Because it's you who has been by your side in the years you've lived. With more or less fortune, in good times and in bad times, in spite of what you have had to live, who has not separated from you for a moment is yourself. This so obvious, but so authentic, is already a good reason for a reconciliation with you.

And in the years ahead, only you will be with you at every moment. You should get along with yourself. You are interested in being on your side .

Because there is something even more obvious - that because it is so obvious sometimes it is not seen - and it is you who will enjoy or suffer the relationship with yourself.

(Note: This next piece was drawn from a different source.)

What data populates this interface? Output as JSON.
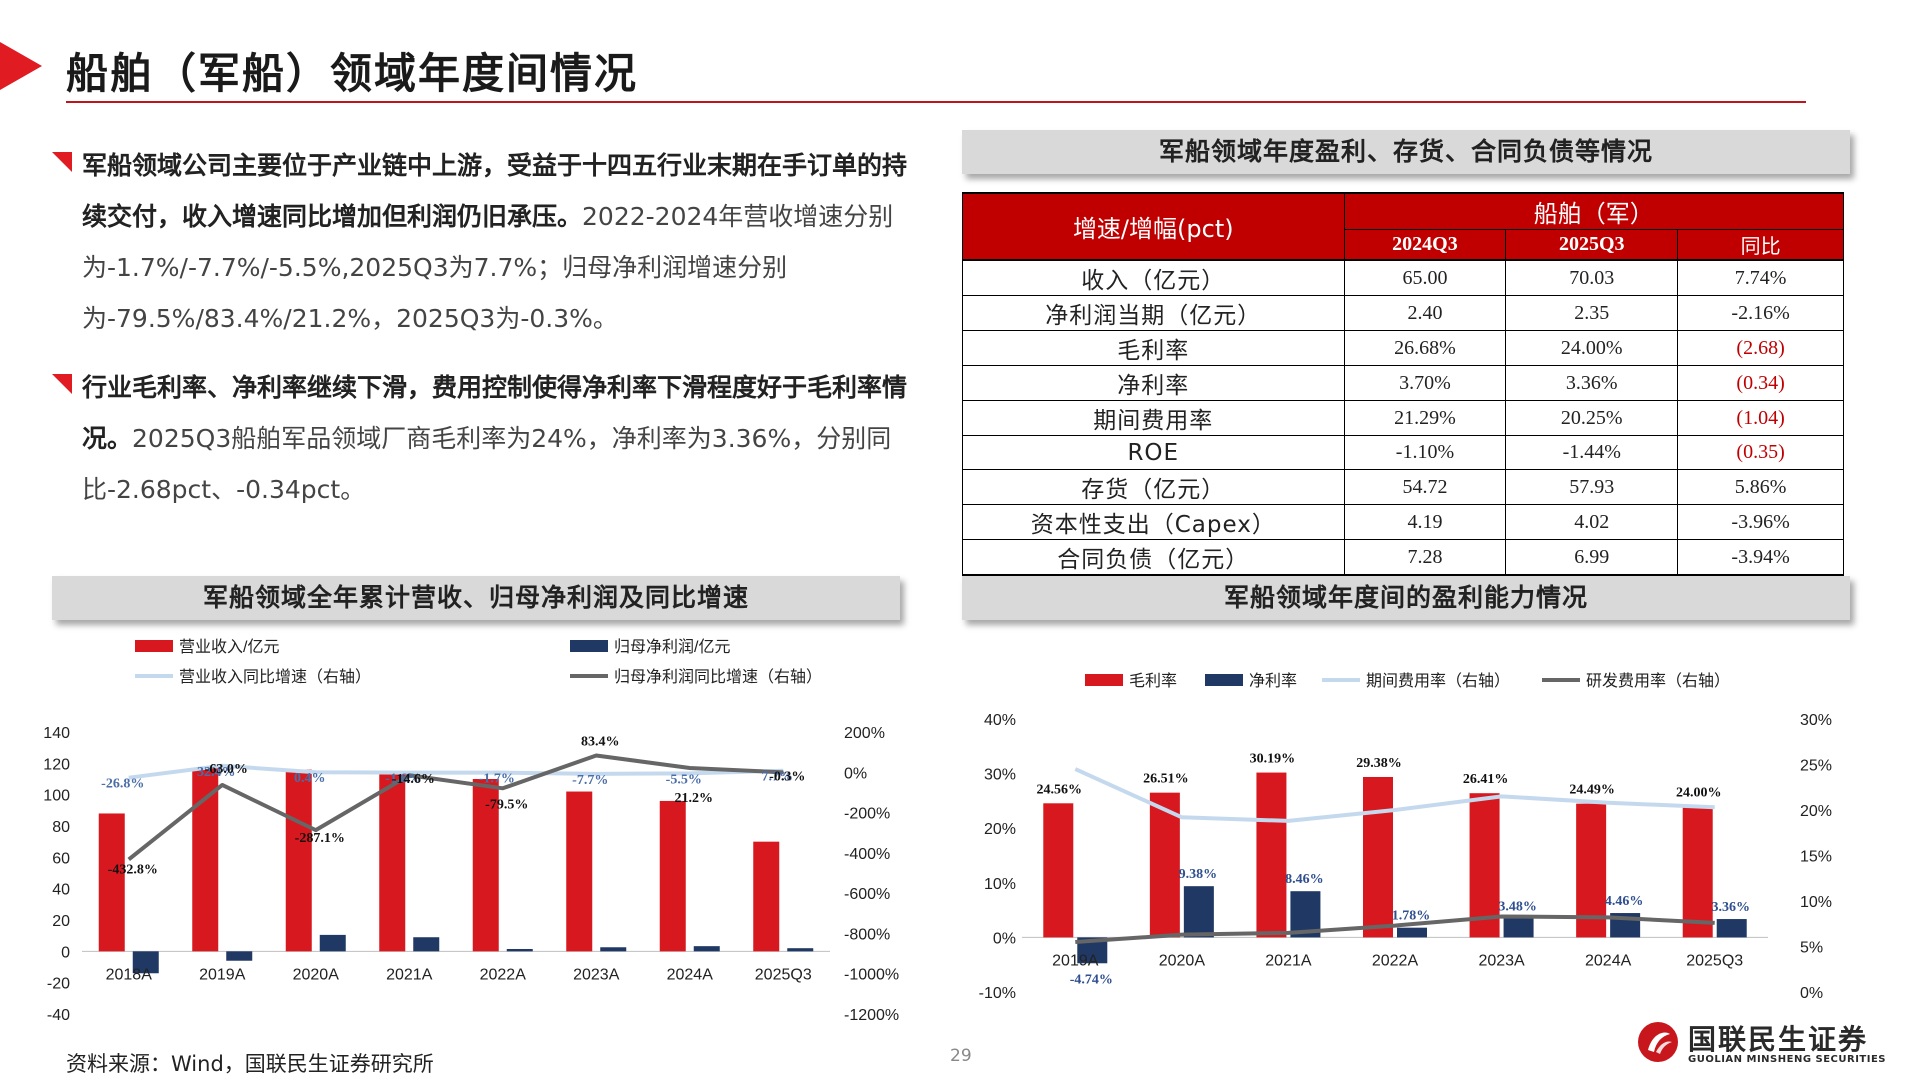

If you are in favor of you, you will get many good things that in the opposite case you will never achieve. If you fight at your side to optimize your relationship, hand in hand, side by side, you will be doing the right thing.

On the other hand ... What do you gain from getting along with yourself? Are you a masochist? Are you so dumb that you don't realize the damage you do to yourself?

If you do not live well with yourself, feel what you are going to read. Don't think it, feel it. Feel it.

Love ... love ... love you ...

Do you find it impossible?

Do you think it is undeserved?

You don't know how to love yourself?

But ... at least ... Would you like to be able to love yourself?

Love you completely. Unconditionally.

Do you think you could start a reconciliation?

Could you give up that unnecessary negativity?

Be an adult, be mature, be an integral person and recognize that a bad relationship with yourself is a waste of time and energy, and an obstacle to successfully achieving the meaning of your life: Living. And live in peace and harmony with yourself.

And how to live well with you? Well, with love, patience, understanding, acceptance, once again love, companionship, good will, again love, good judgment, discernment, justice, more love, hugs, care, pampering, affection, caresses, tenderness ... and love. In spite of your past, everything you have to reproach or repent, love.

And if you are one of those who live well with you, at least for most of the time, you already have enough progress on the Camino. You just need to fix small details, give it a little more understanding and acceptance of life and self-coexistence and enjoy what you have left to live.

I leave you with your reflections

Francisco de Sales is the creator of the web www.buscandome.es oriented to the Development and Personal and Spiritual Growth of people interested in improving their lives.